I just had time to read all this article, great work as always. Glad to see you back. Some leechers probably really hyped right now

[nemo08]

Glad to see you back again bro and I'm curious to see what will you achieve with SRO_Devkit ^^

[Judgelemental]

The legend is back.

[BurakYogun]

Great article thanks I'm looking forward to what you will do

[vietnguyen09]

I don't have enough words to say how I feel right now when read all the post. Wow

[SubZero**]

Glad to see you back

[#HB]

It's great to see you looking forward into making projects compatible with other SRO files versions, but lets be real here, no one is gonna use any other version but VSRO 1.88..

Everyone (server owner) wants to ensure his server is compatible with bots, bugless to milk some players.. None would never think of taking a risk for SRO sake. MeGaMaX was probably the only one taking the risk.

Glad to have you back though, am interested in your article. I'll probably lend a hand on my free time, when I finish my **** exams

[bares1993]

Quote:

Originally Posted by #HB

It's great to see you looking forward into making projects compatible with other SRO files versions, but lets be real here, no one is gonna use any other version but VSRO 1.88..

Everyone (server owner) wants to ensure his server is compatible with bots, bugless to milk some players.. None would never think of taking a risk for SRO sake. MeGaMaX was probably the only one taking the risk.

Glad to have you back though, am interested in your article.

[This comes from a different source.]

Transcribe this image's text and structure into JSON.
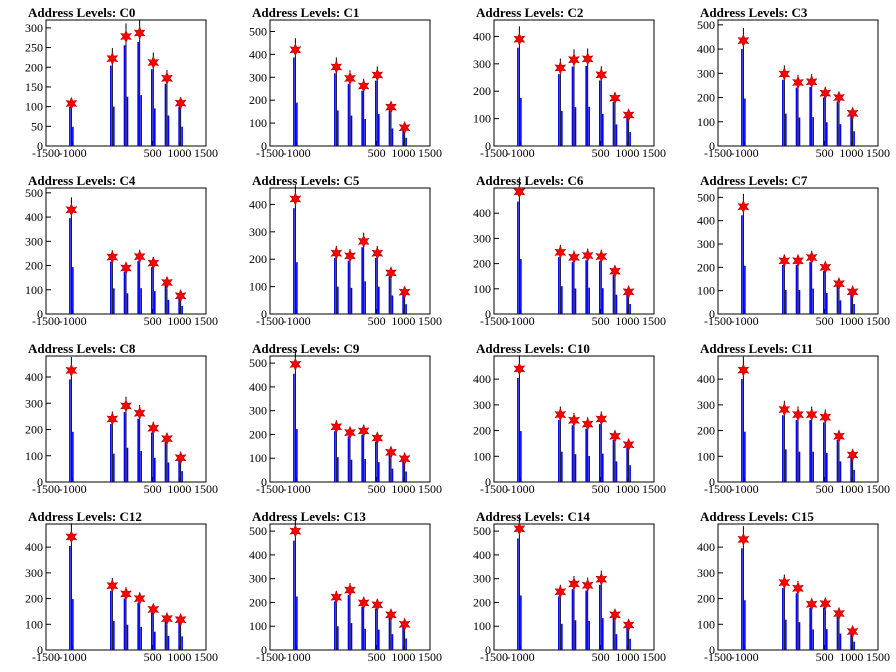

I'll probably lend a hand on my free time, when I finish my **** exams

you are wrong. There are quite a few csro projects under development. 2 of them are opened too

[notHype*]

Quote:

Originally Posted by bares1993

you are wrong. There are quite a few csro projects under development. 2 of them are opened too

And that fact that nobody knows which they are speaks VOLUMES.

[tarek1500]

You could host a project somewhere so people could contribute, would be a nice idea.
Well done btw, great effort.

[forbannet]

Nice to see you posting Drew!

I'm here just to say thanks, I've been away from the SRO Community [and epvpers] since 2011, I moved to other games.

You/0x33 were my inspiration for writing my own iSROBot Crack back in 2009 and advancing as a programmer and reverse engineer.

You sir, you are a living legend and I want to thank you. Always polite and releasing new content, you're a pillar of this community and the botting/reverse engineering community as a whole.

If it wasn't for Akaruz (an old friend, from RZ) and You, I don't think I would hold the degree I hold today, and do what I do.

Sadly Akaruz is no longer with us, but you are and I'm here to thank you .

From 2011 onwards I wrote a couple clientless bots, some driver cheats (Rust/CS:GO) and now I'm definitely aiming at the future so I can write more malicious code!